Вдова по имени Ольга (она сразу попросила называть ее по имени, без отчества) не рыдала и не закатывала истерик; очевидно, горе подтолкнуло ее в другую сторону – в сторону безмолвия и отрешенности, что еще больше усиливало Ольгино сходство с ангелом. Ангелоподобная Ольга, одетая по-домашнему во что-то белое и ниспадающее широкими складками, без особых эмоций приняла пояснение Турецкого, что Константин Дмитриевич Меркулов попросил его помочь следствию, и без лишних слов проводила в гостиную, отличавшуюся хорошо продуманным авторским дизайном и богатой, со вкусом подобранной обстановкой. Ольга указала Турецкому на кресло, сама же устроилась напротив, на большом круглом диване. Александр Борисович обратил внимание на суетливый жест, которым Ольга нащупала подлокотник дивана. Как будто боялась сесть мимо…

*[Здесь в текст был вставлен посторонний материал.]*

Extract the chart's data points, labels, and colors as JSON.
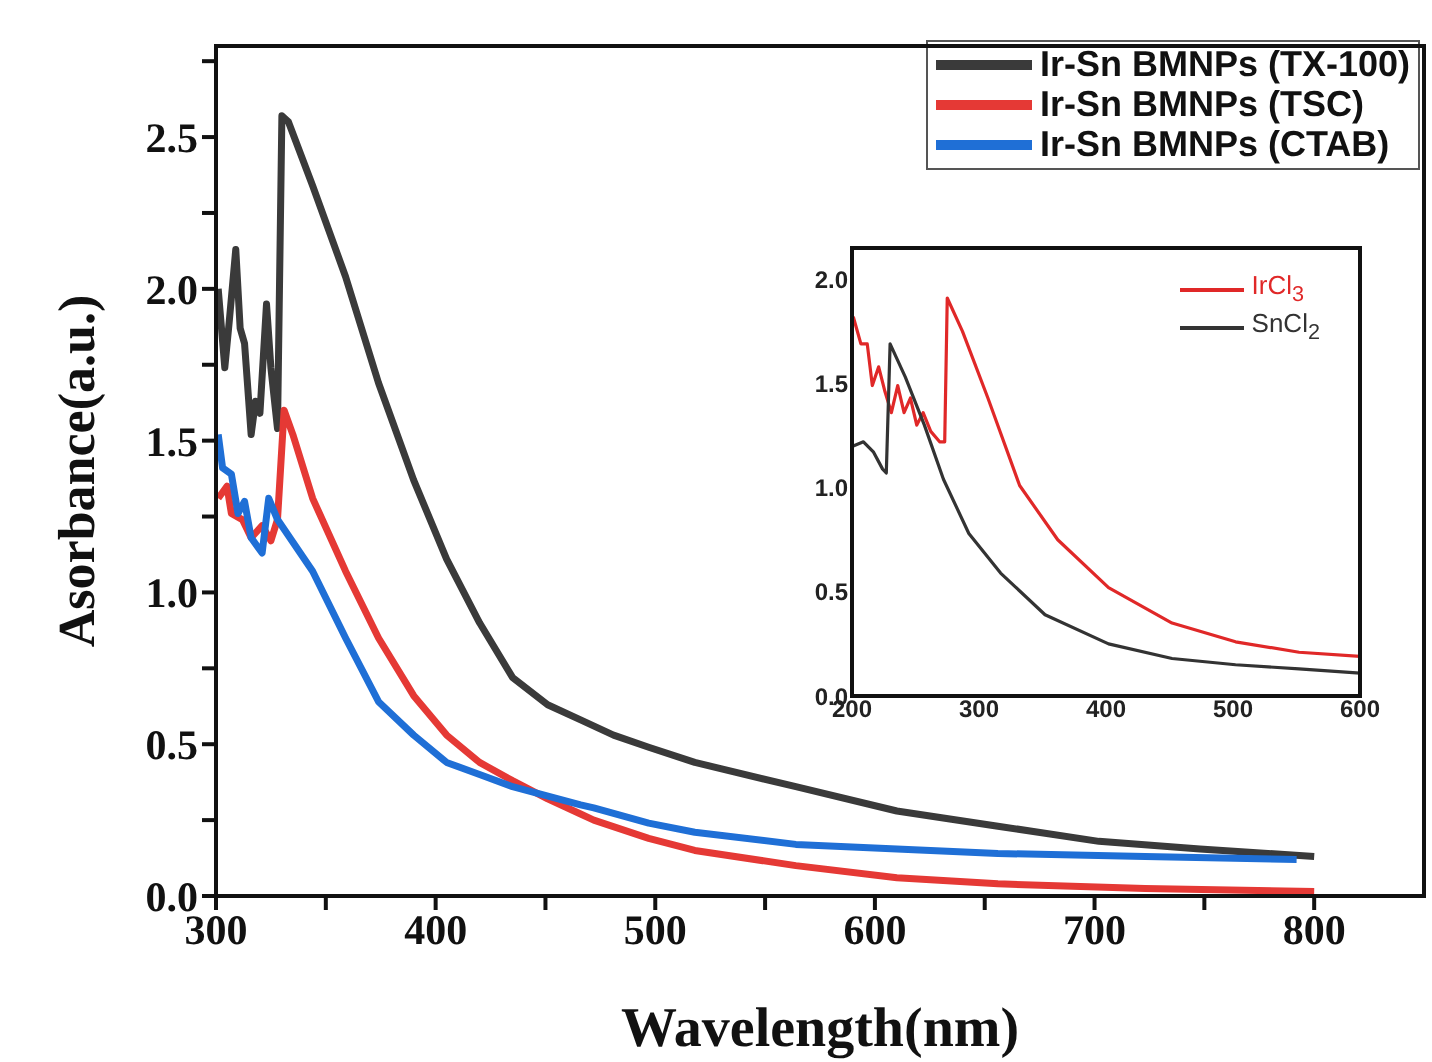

– Спрашивайте, пожалуйста, – произнесла Ольга мелодичным голоском. – Я постараюсь ответить на все ваши вопросы. Я понимаю, чтобы установить причину смерти Кирилла, вы должны проанализировать ситуацию…
Саша Турецкий анализировал в данный момент не ситуацию – он анализировал вдову. Редкой классической красоты блондинка все время смотрела куда-то мимо собеседника, в сторону, чуть выше или чуть ниже, как бы не в состоянии зафиксировать взгляд на его лице. Эта манера слегка покоробила Турецкого: он не считал себя уродом, чья внешность невыносима для взгляда, и привык, чтобы женщины смотрели на него во все глаза. И в то же время в этом намеренном, казалось бы, пренебрежении, в этом соскальзывающем взгляде широко раскрытых, опустелых, отрешенных от всего мира глаз было что-то, приковывающее внимание. Что-то, раздразнившее в Александре Борисовиче мужчину. Если бы не Ирина Генриховна, которой он давненько уже поклялся в кристальной безукоризненной верности и держал свое слово… да, если бы не Ирина, он, пожалуй, занялся бы более подробным анализом вдовы!
И, вероятно, это принесло бы пользу следствию. Ольга Легейдо – женщина-загадка, или, правильней сказать, она битком набита загадками. Возможно, среди этих загадок отыщется та, которая поможет отыскать убийцу ее мужа…
Только если смерть Кирилла Легейдо не была обычным несчастным случаем. Ведь заключение специалистов еще не пришло.
– Вы не замечали, что Кирилла что-то тревожит? – расспрашивал Турецкий. – Странные телефонные звонки были?
Ольга слегка покачивала головой – отрицательно. При этом ее золотистые кудри перемещались по белым плечам, как бы наделенные самостоятельной жизнью. Роскошные волосы, даже если крашеные. А если у этой блондинки все натуральное – просто с ума сойти!
– Нет. Ничего такого.
– Оля, может быть, муж от вас что-то скрывал?
– Может быть, – все с той же грустной пассивностью согласилась Ольга. – Я теперь никогда не узнаю об этом.
– Простите меня… Он рассказывал вам об аэроклубе? Вы там бывали?
– Никогда. По-моему, у мужчины должны быть свои мужские увлечения, своя территория… Правда ведь?
Голубой взгляд широко раскрытых глаз на какой-то краткий миг соприкоснулся с глазами Турецкого – и, возможно, Ольга прочла, что было написано в них. Александр Борисович вспомнил об Ирине. Которая не способна была примириться с тем, что мужчины и женщины – два разных биологических вида, вынужденных поддерживать мирное сосуществование. Которая то и дело переходила границы, заступая на его мужскую территорию…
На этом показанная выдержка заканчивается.